Farewell to the Captain

Willis Reed, the captain and center of the great New York Knick basketball teams of the early '70s, is gone. He was 80 years old when he died.

Reed's heroic play through a debilitating leg injury in a Game 7 for the world championship is generally regarded as one of the greatest moments in the history of all sports. But his leadership on and off the court, which cemented the Knicks' two titles, made history, too. Reed's jersey number was the first ever to be retired by the franchise.

I was a high schooler when the Knicks first started coming on. Marv Albert was the young local announcer. They had picked up Dave DeBusschere from Detroit and were on their way to greatness. We kids in the greater Big Apple loved all the Knicks of the day, but Reed was the clear leader. A country boy from down south, he didn't fit in the way Clyde Frazier or Bill Bradley did, but he stood tall under the hottest stage lights in all of hoops.

In those days, basketball included a fair amount of fighting. It was part of the deal. Every team had its enforcer.

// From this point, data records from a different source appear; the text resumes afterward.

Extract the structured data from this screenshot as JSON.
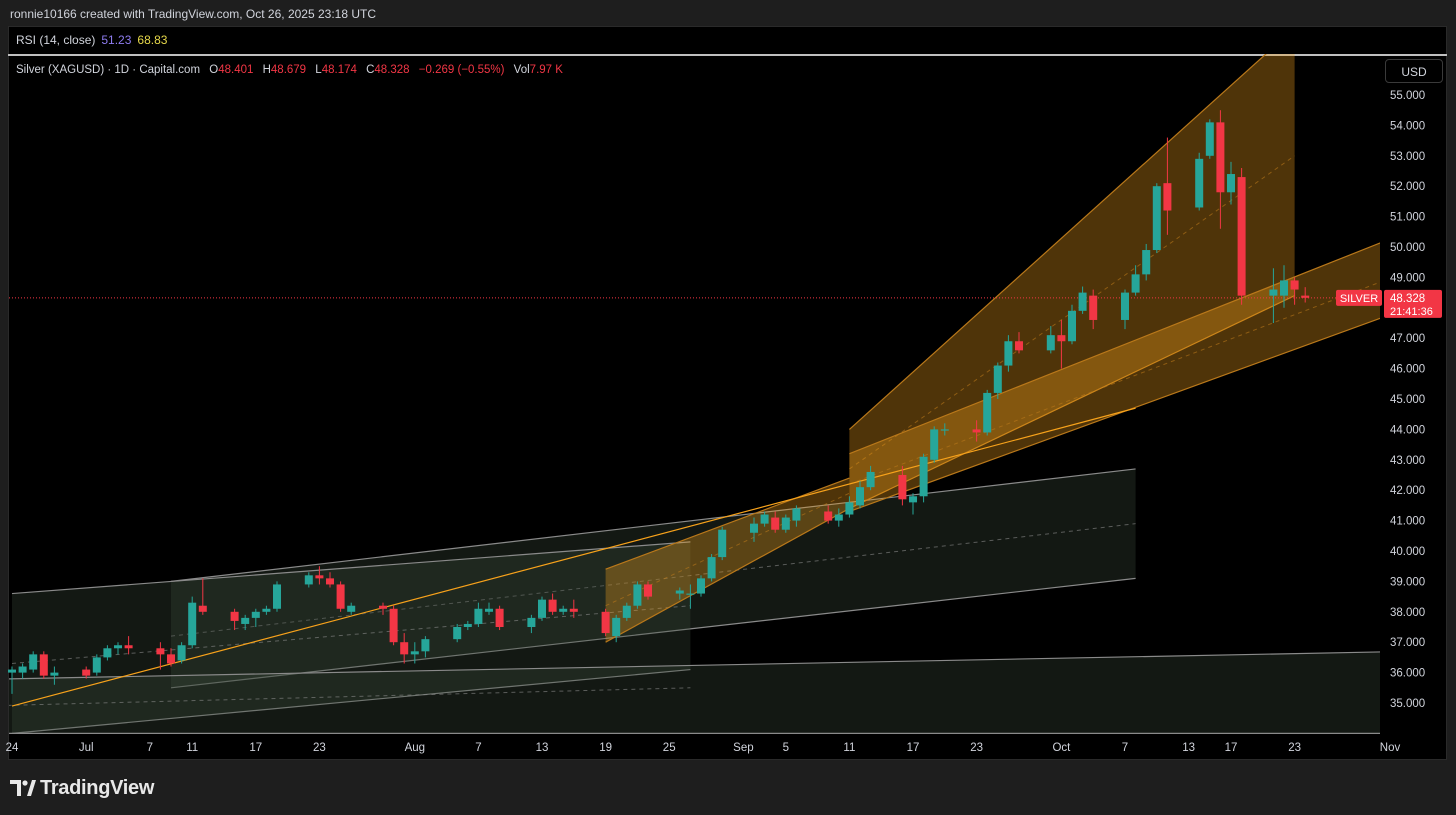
{
  "header": {
    "credit": "ronnie10166 created with TradingView.com, Oct 26, 2025 23:18 UTC"
  },
  "rsi": {
    "name": "RSI (14, close)",
    "value1": "51.23",
    "value2": "68.83"
  },
  "legend": {
    "symbol": "Silver (XAGUSD) · 1D · Capital.com",
    "o_label": "O",
    "o": "48.401",
    "h_label": "H",
    "h": "48.679",
    "l_label": "L",
    "l": "48.174",
    "c_label": "C",
    "c": "48.328",
    "change": "−0.269 (−0.55%)",
    "vol_label": "Vol",
    "vol": "7.97 K"
  },
  "currency_button": "USD",
  "price_tag": {
    "symbol": "SILVER",
    "price": "48.328",
    "countdown": "21:41:36"
  },
  "footer": {
    "brand": "TradingView"
  },
  "colors": {
    "up": "#26a69a",
    "down": "#f23645",
    "channel": "#f7a21b",
    "gray_channel": "#8a8a8a",
    "background": "#000000"
  },
  "chart_data": {
    "type": "candlestick",
    "y_ticks": [
      "55.000",
      "54.000",
      "53.000",
      "52.000",
      "51.000",
      "50.000",
      "49.000",
      "48.000",
      "47.000",
      "46.000",
      "45.000",
      "44.000",
      "43.000",
      "42.000",
      "41.000",
      "40.000",
      "39.000",
      "38.000",
      "37.000",
      "36.000",
      "35.000"
    ],
    "ylim": [
      34.0,
      55.6
    ],
    "x_ticks": [
      {
        "label": "24",
        "day": 0
      },
      {
        "label": "Jul",
        "day": 7
      },
      {
        "label": "7",
        "day": 13
      },
      {
        "label": "11",
        "day": 17
      },
      {
        "label": "17",
        "day": 23
      },
      {
        "label": "23",
        "day": 29
      },
      {
        "label": "Aug",
        "day": 38
      },
      {
        "label": "7",
        "day": 44
      },
      {
        "label": "13",
        "day": 50
      },
      {
        "label": "19",
        "day": 56
      },
      {
        "label": "25",
        "day": 62
      },
      {
        "label": "Sep",
        "day": 69
      },
      {
        "label": "5",
        "day": 73
      },
      {
        "label": "11",
        "day": 79
      },
      {
        "label": "17",
        "day": 85
      },
      {
        "label": "23",
        "day": 91
      },
      {
        "label": "Oct",
        "day": 99
      },
      {
        "label": "7",
        "day": 105
      },
      {
        "label": "13",
        "day": 111
      },
      {
        "label": "17",
        "day": 115
      },
      {
        "label": "23",
        "day": 121
      },
      {
        "label": "Nov",
        "day": 130
      }
    ],
    "candles": [
      {
        "d": 0,
        "o": 36.0,
        "h": 36.2,
        "l": 35.3,
        "c": 36.1
      },
      {
        "d": 1,
        "o": 36.0,
        "h": 36.3,
        "l": 35.8,
        "c": 36.2
      },
      {
        "d": 2,
        "o": 36.1,
        "h": 36.7,
        "l": 36.0,
        "c": 36.6
      },
      {
        "d": 3,
        "o": 36.6,
        "h": 36.7,
        "l": 35.8,
        "c": 35.9
      },
      {
        "d": 4,
        "o": 35.9,
        "h": 36.2,
        "l": 35.6,
        "c": 36.0
      },
      {
        "d": 7,
        "o": 36.1,
        "h": 36.2,
        "l": 35.8,
        "c": 35.9
      },
      {
        "d": 8,
        "o": 36.0,
        "h": 36.6,
        "l": 35.9,
        "c": 36.5
      },
      {
        "d": 9,
        "o": 36.5,
        "h": 36.9,
        "l": 36.4,
        "c": 36.8
      },
      {
        "d": 10,
        "o": 36.8,
        "h": 37.0,
        "l": 36.6,
        "c": 36.9
      },
      {
        "d": 11,
        "o": 36.9,
        "h": 37.2,
        "l": 36.6,
        "c": 36.8
      },
      {
        "d": 14,
        "o": 36.8,
        "h": 37.0,
        "l": 36.1,
        "c": 36.6
      },
      {
        "d": 15,
        "o": 36.6,
        "h": 36.8,
        "l": 36.2,
        "c": 36.3
      },
      {
        "d": 16,
        "o": 36.4,
        "h": 37.0,
        "l": 36.3,
        "c": 36.9
      },
      {
        "d": 17,
        "o": 36.9,
        "h": 38.5,
        "l": 36.8,
        "c": 38.3
      },
      {
        "d": 18,
        "o": 38.2,
        "h": 39.1,
        "l": 37.9,
        "c": 38.0
      },
      {
        "d": 21,
        "o": 38.0,
        "h": 38.1,
        "l": 37.4,
        "c": 37.7
      },
      {
        "d": 22,
        "o": 37.6,
        "h": 37.9,
        "l": 37.4,
        "c": 37.8
      },
      {
        "d": 23,
        "o": 37.8,
        "h": 38.1,
        "l": 37.5,
        "c": 38.0
      },
      {
        "d": 24,
        "o": 38.0,
        "h": 38.2,
        "l": 37.9,
        "c": 38.1
      },
      {
        "d": 25,
        "o": 38.1,
        "h": 39.0,
        "l": 38.0,
        "c": 38.9
      },
      {
        "d": 28,
        "o": 38.9,
        "h": 39.3,
        "l": 38.8,
        "c": 39.2
      },
      {
        "d": 29,
        "o": 39.2,
        "h": 39.5,
        "l": 38.9,
        "c": 39.1
      },
      {
        "d": 30,
        "o": 39.1,
        "h": 39.3,
        "l": 38.8,
        "c": 38.9
      },
      {
        "d": 31,
        "o": 38.9,
        "h": 39.0,
        "l": 38.0,
        "c": 38.1
      },
      {
        "d": 32,
        "o": 38.0,
        "h": 38.3,
        "l": 37.9,
        "c": 38.2
      },
      {
        "d": 35,
        "o": 38.2,
        "h": 38.3,
        "l": 37.9,
        "c": 38.1
      },
      {
        "d": 36,
        "o": 38.1,
        "h": 38.2,
        "l": 36.9,
        "c": 37.0
      },
      {
        "d": 37,
        "o": 37.0,
        "h": 37.3,
        "l": 36.3,
        "c": 36.6
      },
      {
        "d": 38,
        "o": 36.6,
        "h": 37.0,
        "l": 36.3,
        "c": 36.7
      },
      {
        "d": 39,
        "o": 36.7,
        "h": 37.2,
        "l": 36.5,
        "c": 37.1
      },
      {
        "d": 42,
        "o": 37.1,
        "h": 37.6,
        "l": 37.0,
        "c": 37.5
      },
      {
        "d": 43,
        "o": 37.5,
        "h": 37.7,
        "l": 37.4,
        "c": 37.6
      },
      {
        "d": 44,
        "o": 37.6,
        "h": 38.3,
        "l": 37.5,
        "c": 38.1
      },
      {
        "d": 45,
        "o": 38.0,
        "h": 38.3,
        "l": 37.9,
        "c": 38.1
      },
      {
        "d": 46,
        "o": 38.1,
        "h": 38.2,
        "l": 37.4,
        "c": 37.5
      },
      {
        "d": 49,
        "o": 37.5,
        "h": 37.9,
        "l": 37.3,
        "c": 37.8
      },
      {
        "d": 50,
        "o": 37.8,
        "h": 38.5,
        "l": 37.7,
        "c": 38.4
      },
      {
        "d": 51,
        "o": 38.4,
        "h": 38.6,
        "l": 37.9,
        "c": 38.0
      },
      {
        "d": 52,
        "o": 38.0,
        "h": 38.2,
        "l": 37.9,
        "c": 38.1
      },
      {
        "d": 53,
        "o": 38.1,
        "h": 38.4,
        "l": 37.8,
        "c": 38.0
      },
      {
        "d": 56,
        "o": 38.0,
        "h": 38.1,
        "l": 37.2,
        "c": 37.3
      },
      {
        "d": 57,
        "o": 37.2,
        "h": 37.9,
        "l": 37.0,
        "c": 37.8
      },
      {
        "d": 58,
        "o": 37.8,
        "h": 38.3,
        "l": 37.7,
        "c": 38.2
      },
      {
        "d": 59,
        "o": 38.2,
        "h": 39.0,
        "l": 38.1,
        "c": 38.9
      },
      {
        "d": 60,
        "o": 38.9,
        "h": 39.0,
        "l": 38.4,
        "c": 38.5
      },
      {
        "d": 63,
        "o": 38.6,
        "h": 38.8,
        "l": 38.4,
        "c": 38.7
      },
      {
        "d": 64,
        "o": 38.6,
        "h": 38.9,
        "l": 38.1,
        "c": 38.6
      },
      {
        "d": 65,
        "o": 38.6,
        "h": 39.2,
        "l": 38.5,
        "c": 39.1
      },
      {
        "d": 66,
        "o": 39.1,
        "h": 39.9,
        "l": 39.0,
        "c": 39.8
      },
      {
        "d": 67,
        "o": 39.8,
        "h": 40.8,
        "l": 39.7,
        "c": 40.7
      },
      {
        "d": 70,
        "o": 40.6,
        "h": 41.1,
        "l": 40.3,
        "c": 40.9
      },
      {
        "d": 71,
        "o": 40.9,
        "h": 41.3,
        "l": 40.8,
        "c": 41.2
      },
      {
        "d": 72,
        "o": 41.1,
        "h": 41.3,
        "l": 40.6,
        "c": 40.7
      },
      {
        "d": 73,
        "o": 40.7,
        "h": 41.2,
        "l": 40.6,
        "c": 41.1
      },
      {
        "d": 74,
        "o": 41.0,
        "h": 41.5,
        "l": 40.8,
        "c": 41.4
      },
      {
        "d": 77,
        "o": 41.3,
        "h": 41.5,
        "l": 40.9,
        "c": 41.0
      },
      {
        "d": 78,
        "o": 41.0,
        "h": 41.4,
        "l": 40.8,
        "c": 41.2
      },
      {
        "d": 79,
        "o": 41.2,
        "h": 41.8,
        "l": 41.1,
        "c": 41.6
      },
      {
        "d": 80,
        "o": 41.5,
        "h": 42.3,
        "l": 41.4,
        "c": 42.1
      },
      {
        "d": 81,
        "o": 42.1,
        "h": 42.8,
        "l": 42.0,
        "c": 42.6
      },
      {
        "d": 84,
        "o": 42.5,
        "h": 42.8,
        "l": 41.5,
        "c": 41.7
      },
      {
        "d": 85,
        "o": 41.6,
        "h": 41.9,
        "l": 41.2,
        "c": 41.8
      },
      {
        "d": 86,
        "o": 41.8,
        "h": 43.2,
        "l": 41.6,
        "c": 43.1
      },
      {
        "d": 87,
        "o": 43.0,
        "h": 44.1,
        "l": 42.9,
        "c": 44.0
      },
      {
        "d": 88,
        "o": 44.0,
        "h": 44.2,
        "l": 43.8,
        "c": 44.0
      },
      {
        "d": 91,
        "o": 44.0,
        "h": 44.3,
        "l": 43.6,
        "c": 43.9
      },
      {
        "d": 92,
        "o": 43.9,
        "h": 45.3,
        "l": 43.8,
        "c": 45.2
      },
      {
        "d": 93,
        "o": 45.2,
        "h": 46.2,
        "l": 45.0,
        "c": 46.1
      },
      {
        "d": 94,
        "o": 46.1,
        "h": 47.1,
        "l": 45.9,
        "c": 46.9
      },
      {
        "d": 95,
        "o": 46.9,
        "h": 47.2,
        "l": 46.5,
        "c": 46.6
      },
      {
        "d": 98,
        "o": 46.6,
        "h": 47.4,
        "l": 46.5,
        "c": 47.1
      },
      {
        "d": 99,
        "o": 47.1,
        "h": 47.6,
        "l": 46.0,
        "c": 46.9
      },
      {
        "d": 100,
        "o": 46.9,
        "h": 48.1,
        "l": 46.8,
        "c": 47.9
      },
      {
        "d": 101,
        "o": 47.9,
        "h": 48.7,
        "l": 47.8,
        "c": 48.5
      },
      {
        "d": 102,
        "o": 48.4,
        "h": 48.6,
        "l": 47.3,
        "c": 47.6
      },
      {
        "d": 105,
        "o": 47.6,
        "h": 48.6,
        "l": 47.3,
        "c": 48.5
      },
      {
        "d": 106,
        "o": 48.5,
        "h": 49.4,
        "l": 48.4,
        "c": 49.1
      },
      {
        "d": 107,
        "o": 49.1,
        "h": 50.1,
        "l": 48.9,
        "c": 49.9
      },
      {
        "d": 108,
        "o": 49.9,
        "h": 52.1,
        "l": 49.8,
        "c": 52.0
      },
      {
        "d": 109,
        "o": 52.1,
        "h": 53.6,
        "l": 50.4,
        "c": 51.2
      },
      {
        "d": 112,
        "o": 51.3,
        "h": 53.1,
        "l": 51.2,
        "c": 52.9
      },
      {
        "d": 113,
        "o": 53.0,
        "h": 54.2,
        "l": 52.9,
        "c": 54.1
      },
      {
        "d": 114,
        "o": 54.1,
        "h": 54.5,
        "l": 50.6,
        "c": 51.8
      },
      {
        "d": 115,
        "o": 51.8,
        "h": 52.8,
        "l": 51.4,
        "c": 52.4
      },
      {
        "d": 116,
        "o": 52.3,
        "h": 52.6,
        "l": 48.1,
        "c": 48.4
      },
      {
        "d": 119,
        "o": 48.4,
        "h": 49.3,
        "l": 47.5,
        "c": 48.6
      },
      {
        "d": 120,
        "o": 48.4,
        "h": 49.4,
        "l": 48.0,
        "c": 48.9
      },
      {
        "d": 121,
        "o": 48.9,
        "h": 49.0,
        "l": 48.1,
        "c": 48.6
      },
      {
        "d": 122,
        "o": 48.401,
        "h": 48.679,
        "l": 48.174,
        "c": 48.328
      }
    ],
    "last_price": 48.328,
    "drawings": {
      "orange_channels": [
        {
          "upper": [
            [
              56,
              39.4
            ],
            [
              79,
              42.4
            ]
          ],
          "lower": [
            [
              56,
              37.0
            ],
            [
              79,
              41.4
            ]
          ],
          "mid": [
            [
              56,
              38.2
            ],
            [
              79,
              41.9
            ]
          ]
        },
        {
          "upper": [
            [
              79,
              44.0
            ],
            [
              121,
              57.2
            ]
          ],
          "lower": [
            [
              79,
              41.4
            ],
            [
              121,
              48.4
            ]
          ],
          "mid": [
            [
              79,
              42.7
            ],
            [
              121,
              53.0
            ]
          ]
        },
        {
          "upper": [
            [
              79,
              43.2
            ],
            [
              131,
              50.4
            ]
          ],
          "lower": [
            [
              79,
              41.3
            ],
            [
              131,
              47.9
            ]
          ],
          "mid": [
            [
              79,
              42.2
            ],
            [
              131,
              49.1
            ]
          ]
        }
      ],
      "orange_trendline": [
        [
          0,
          34.9
        ],
        [
          106,
          44.7
        ]
      ],
      "gray_channels": [
        {
          "upper": [
            [
              15,
              39.0
            ],
            [
              106,
              42.7
            ]
          ],
          "lower": [
            [
              15,
              35.5
            ],
            [
              106,
              39.1
            ]
          ],
          "mid": [
            [
              15,
              37.2
            ],
            [
              106,
              40.9
            ]
          ]
        },
        {
          "upper": [
            [
              0,
              38.6
            ],
            [
              64,
              40.3
            ]
          ],
          "lower": [
            [
              0,
              34.0
            ],
            [
              64,
              36.1
            ]
          ],
          "mid": [
            [
              0,
              36.3
            ],
            [
              64,
              38.2
            ]
          ]
        },
        {
          "upper": [
            [
              -14,
              35.7
            ],
            [
              132,
              36.7
            ]
          ],
          "lower": [
            [
              -14,
              34.0
            ],
            [
              132,
              34.0
            ]
          ],
          "mid": [
            [
              -14,
              34.8
            ],
            [
              64,
              35.5
            ]
          ]
        }
      ]
    }
  }
}
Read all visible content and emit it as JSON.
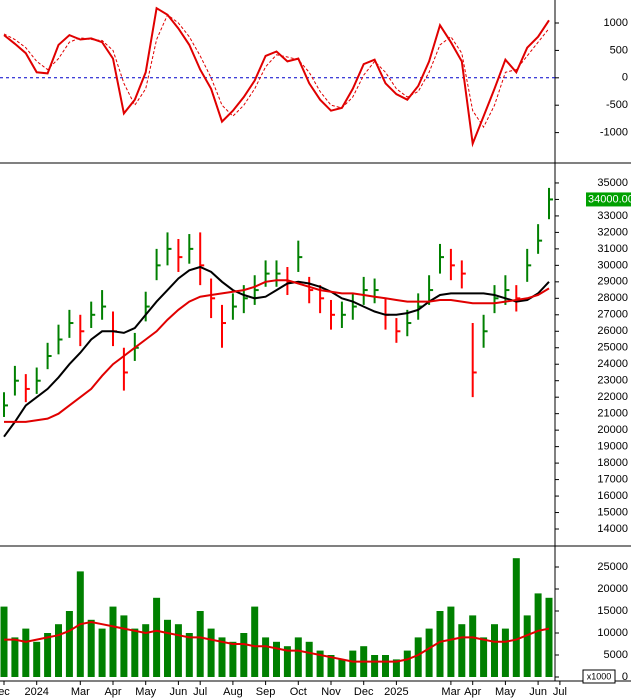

People who messed with the Captain rarely wanted a second bout.

The New York Times obit, by Harvey Araton, is here.

I was only one handshake away from Mr. Reed, never actually meeting him. But he was one of those people, you felt you could tell what he was like as a person by the way he carried himself. His death reminds us how long ago those glory days were. But it also reminds us how much of a difference a person can make if their heart is big enough.